83  

— Кто там?

— Это я, Дмитрий Иваныч… Отворите-ка окно на минутку!..

Митя быстро надел сюртук и отворил окно.

— Идите сюда… Лезьте ко мне — сказала Надя. Митя показался на окне и через секунду был уже возле Нади.

— Что вам угодно?

— Пойдемте! — сказала Надя и взяла Митю под руку.

— Вот что, Дмитрий Иваныч, — сказала она. — Не пишите мне, голубчик, любовных писем! Пожалуйста, не пишите! Не любите меня и не говорите мне, что вы меня любите!

Слезы сверкнули на глазах Нади и полились струей по щекам, по рукам…

Слезы были самые настоящие, горючие, крупные…

— Не любите меня, Дмитрий! Не играйте для меня на скрипке! Я гадкая, противная, нехорошая… Я такая, которую нужно презирать, ненавидеть, бить…

Надя зарыдала и положила свою головку на грудь Мити.

— И я самая гадкая, и мысли мои гадкие, и сердце…

Митя растерялся, забормотал какую-то ерунду и поцеловал Надю в голову…

— Вы добрый, хороший… Я, честное слово, люблю вас… Ну, а вы не любите меня! Я люблю больше всего на свете деньги, наряды, коляски… Я умираю, когда думаю, что у меня нет денег… Я мерзкая, эгоистка… Не любите, душечка, Дмитрий Иваныч! Не пишите мне писем! Я выхожу замуж… за Гаврилыча.. Видите — какая я! А вы еще… любите меня! Прощайте! Я вас буду любить и замужем… Прощай, Митя!

Надя быстро обняла Гусева, быстро поцеловала его в шею и побежала к воротам.

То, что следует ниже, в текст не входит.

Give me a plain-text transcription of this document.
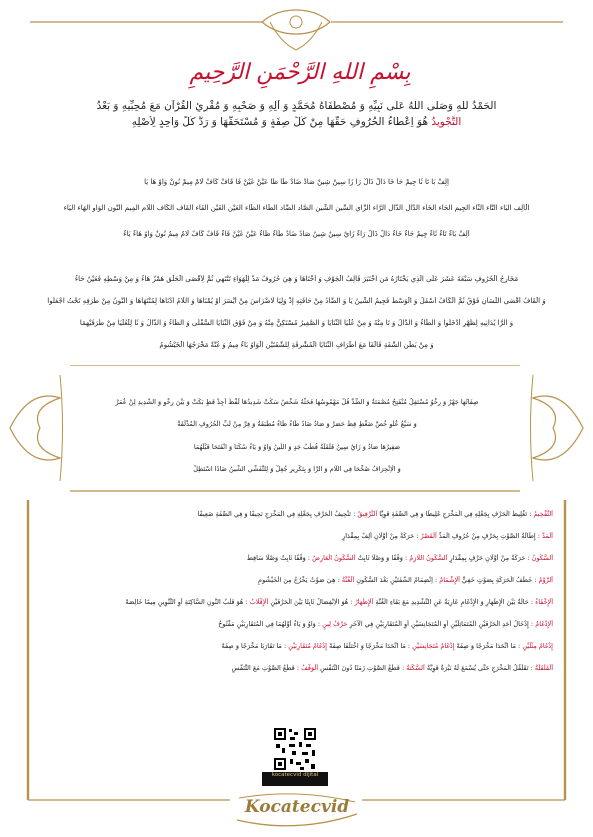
بِسْمِ اللهِ الرَّحْمَنِ الرَّحِيمِ
اَلْحَمْدُ للهِ وَصَلَّى اللهُ عَلَى نَبِيِّهِ وَ مُصْطَفَاهُ مُحَمَّدٍ وَ آلِهِ وَ صَحْبِهِ وَ مُقْرِئِ الْقُرْآنِ مَعَ مُحِبِّيهِ وَ بَعْدُ
اَلتَّجْوِيدُ هُوَ اِعْطَاءُ الْحُرُوفِ حَقَّهَا مِنْ كُلِّ صِفَةٍ وَ مُسْتَحَقَّهَا وَ رَدُّ كُلٍّ وَاحِدٍ لِأَصْلِهِ
اِلِفْ بَا تَا ثَا جِيمْ حَا خَا دَالْ ذَالْ رَا زَا سِينْ شِينْ صَادْ ضَادْ طَا ظَا عَيْنْ غَيْنْ فَا قَافْ كَافْ لَامْ مِيمْ نُونْ وَاوْ هَا يَا
الْأَلِف البَاء التَّاء الثَّاء الجِيم الحَاء الخَاء الدَّال الذَّال الرَّاء الزَّاي السِّين الشِّين الصَّاد الضَّاد الطَّاء الظَّاء العَيْن الغَيْن الفَاء القَاف الكَاف اللَّام المِيم النُّون الوَاو الهَاء اليَاء
اَلِفْ بَاءٌ تَاءٌ ثَاءٌ جِيمٌ حَاءٌ خَاءٌ دَالٌ ذَالٌ رَاءٌ زَايٌ سِينٌ شِينٌ صَادٌ ضَادٌ طَاءٌ ظَاءٌ عَيْنٌ غَيْنٌ فَاءٌ قَافٌ كَافٌ لَامٌ مِيمٌ نُونٌ وَاوٌ هَاءٌ يَاءٌ
مَخَارِجُ الْحُرُوفِ سَبْعَةَ عَشَرَ عَلَى الَّذِي يَخْتَارُهُ مَنِ اخْتَبَرَ فَأَلِفُ الْجَوْفِ وَ أُخْتَاهَا وَ هِيَ حُرُوفُ مَدٍّ لِلْهَوَاءِ تَنْتَهِي ثُمَّ لِأَقْصَى الْحَلْقِ هَمْزٌ هَاءُ وَ مِنْ وَسْطِهِ فَعَيْنٌ حَاءُ
وَ الْقَافُ أَقْصَى اللِّسَانِ فَوْقُ ثُمَّ الْكَافُ أَسْفَلُ وَ الْوَسْطُ فَجِيمُ الشِّينُ يَا وَ الضَّادُ مِنْ حَافَتِهِ إِذْ وَلِيَا لَاضْرَاسَ مِنْ أَيْسَرَ أَوْ يُمْنَاهَا وَ اللَّامُ أَدْنَاهَا لِمُنْتَهَاهَا وَ النُّونُ مِنْ طَرَفِهِ تَحْتُ اجْعَلُوا
وَ الرَّا يُدَانِيهِ لِظَهْرٍ أَدْخَلُوا وَ الطَّاءُ وَ الدَّالُ وَ تَا مِنْهُ وَ مِنْ عُلْيَا الثَّنَايَا وَ الصَّفِيرُ مُسْتَكِنٌّ مِنْهُ وَ مِنْ فَوْقِ الثَّنَايَا السُّفْلَى وَ الظَّاءُ وَ الذَّالُ وَ ثَا لِلْعُلْيَا مِنْ طَرَفَيْهِمَا
وَ مِنْ بَطْنِ الشَّفَةِ فَالْفَا مَعَ أَطْرَافِ الثَّنَايَا الْمُشْرِفَةِ لِلشَّفَتَيْنِ الْوَاوُ بَاءٌ مِيمُ وَ غُنَّةٌ مَخْرَجُهَا الْخَيْشُومُ
صِفَاتُهَا جَهْرٌ وَ رِخْوٌ مُسْتَفِلٌ مُنْفَتِحٌ مُصْمَتَةٌ وَ الضِّدَّ قُلْ مَهْمُوسُهَا فَحَثَّهُ شَخْصٌ سَكَتْ شَدِيدُهَا لَفْظُ أَجِدْ قَطٍ بَكَتْ وَ بَيْنَ رِخْوٍ وَ الشَّدِيدِ لِنْ عُمَرْ
وَ سَبْعُ عُلْوٍ خُصَّ ضَغْطٍ قِظْ حَصَرْ وَ صَادُ ضَادٌ طَاءٌ ظَاءٌ مُطْبَقَةٌ وَ فِرَّ مِنْ لُبِّ الْحُرُوفِ الْمُذْلَقَةْ
صَفِيرُهَا صَادٌ وَ زَايٌ سِينُ قَلْقَلَةٌ قُطْبُ جَدٍ وَ اللِّينُ وَاوٌ وَ يَاءٌ سُكِّنَا وَ انْفَتَحَا قَبْلَهُمَا
وَ الْاِنْحِرَافُ صُحِّحَا فِي اللَّامِ وَ الرَّا وَ بِتَكْرِيرٍ جُعِلْ وَ لِلتَّفَشِّي الشِّينُ ضَادًا اسْتَطِلْ
اَلتَّفْخِيمُ : تَغْلِيظُ الْحَرْفِ بِجَعْلِهِ فِي الْمَخْرَجِ غَلِيظًا وَ فِي الصِّفَةِ قَوِيًّا اَلتَّرْقِيقُ : تَنْحِيفُ الْحَرْفِ بِجَعْلِهِ فِي الْمَخْرَجِ نَحِيفًا وَ فِي الصِّفَةِ ضَعِيفًا
اَلْمَدُّ : إِطَالَةُ الصَّوْتِ بِحَرْفٍ مِنْ حُرُوفِ الْمَدِّ اَلْقَصْرُ : حَرَكَةٌ مِنْ أَوَّلَانِ أَلِفٌ بِمِقْدَارٍ
اَلسُّكُونُ : حَرَكَةٌ مِنْ أَوَّلَانِ حَرْفٍ بِمِقْدَارٍ اَلسُّكُونُ اللَّازِمُ : وَقْفًا وَ وَصْلًا ثَابِتٌ اَلسُّكُونُ الْعَارِضُ : وَقْفًا ثَابِتٌ وَصْلًا سَاقِطٌ
اَلرَّوْمُ : خَطْفُ الْحَرَكَةِ بِصَوْتٍ خَفِيٍّ اَلْإِشْمَامُ : اِنْضِمَامُ الشَّفَتَيْنِ بَعْدَ السُّكُونِ اَلْغُنَّةُ : هِيَ صَوْتٌ يَخْرُجُ مِنَ الْخَيْشُومِ
اَلْإِخْفَاءُ : حَالَةٌ بَيْنَ الْإِظْهَارِ وَ الْإِدْغَامِ عَارِيَةٌ عَنِ التَّشْدِيدِ مَعَ بَقَاءِ الْغُنَّةِ اَلْإِظْهَارُ : هُوَ الْاِنْفِصَالُ ثَابِتًا بَيْنَ الْحَرْفَيْنِ اَلْإِقْلَابُ : هُوَ قَلْبُ النُّونِ السَّاكِنَةِ أَوِ التَّنْوِينِ مِيمًا خَالِصَةً
اَلْإِدْغَامُ : إِدْخَالُ أَحَدِ الْحَرْفَيْنِ الْمُتَمَاثِلَيْنِ أَوِ الْمُتَجَانِسَيْنِ أَوِ الْمُتَقَارِبَيْنِ فِي الْآخَرِ حَرْفُ لِينٍ : وَاوٌ وَ يَاءٌ أَوَّلُهُمَا فِي الْمُتَقَارِبَيْنِ مَفْتُوحٌ
إِدْغَامُ مِثْلَيْنِ : مَا اتَّحَدَا مَخْرَجًا وَ صِفَةً إِدْغَامُ مُتَجَانِسَيْنِ : مَا اتَّحَدَا مَخْرَجًا وَ اخْتَلَفَا صِفَةً إِدْغَامُ مُتَقَارِبَيْنِ : مَا تَقَارَبَا مَخْرَجًا وَ صِفَةً
اَلْقَلْقَلَةُ : تَقَلْقُلُ الْمَخْرَجِ حَتَّى يُسْمَعَ لَهُ نَبْرَةٌ قَوِيَّةٌ اَلسَّكْتَةُ : قَطْعُ الصَّوْتِ زَمَنًا دُونَ التَّنَفُّسِ اَلْوَقْفُ : قَطْعُ الصَّوْتِ مَعَ التَّنَفُّسِ
kocatecvid dijital
Kocatecvid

Придя к себе в комнату, Надя села за стол и, горько плача, написала следующее письмо: «Дорогой Иван Гаврилыч! Я ваша. Я вас люблю и хочу быть вашей женою… Ваша Н.»

Письмо было запечатано и сдано горничной для отправки по адресу.

«Завтра… что-нибудь привезет…» — подумала Надя и глубоко вздохнула.

Этот вздох был финалом ее плача. Посидев немного у окна и успокоившись, Надя быстро разделась, и ровно в полночь дорогое пуховое одеяло, с вышивками и вензелями, уже грело спящее, изредка вздрагивающее тело молодой, хорошенькой, развратной гадины.

В полночь Иван Гаврилович шагал у себя по кабинету и мечтал вслух.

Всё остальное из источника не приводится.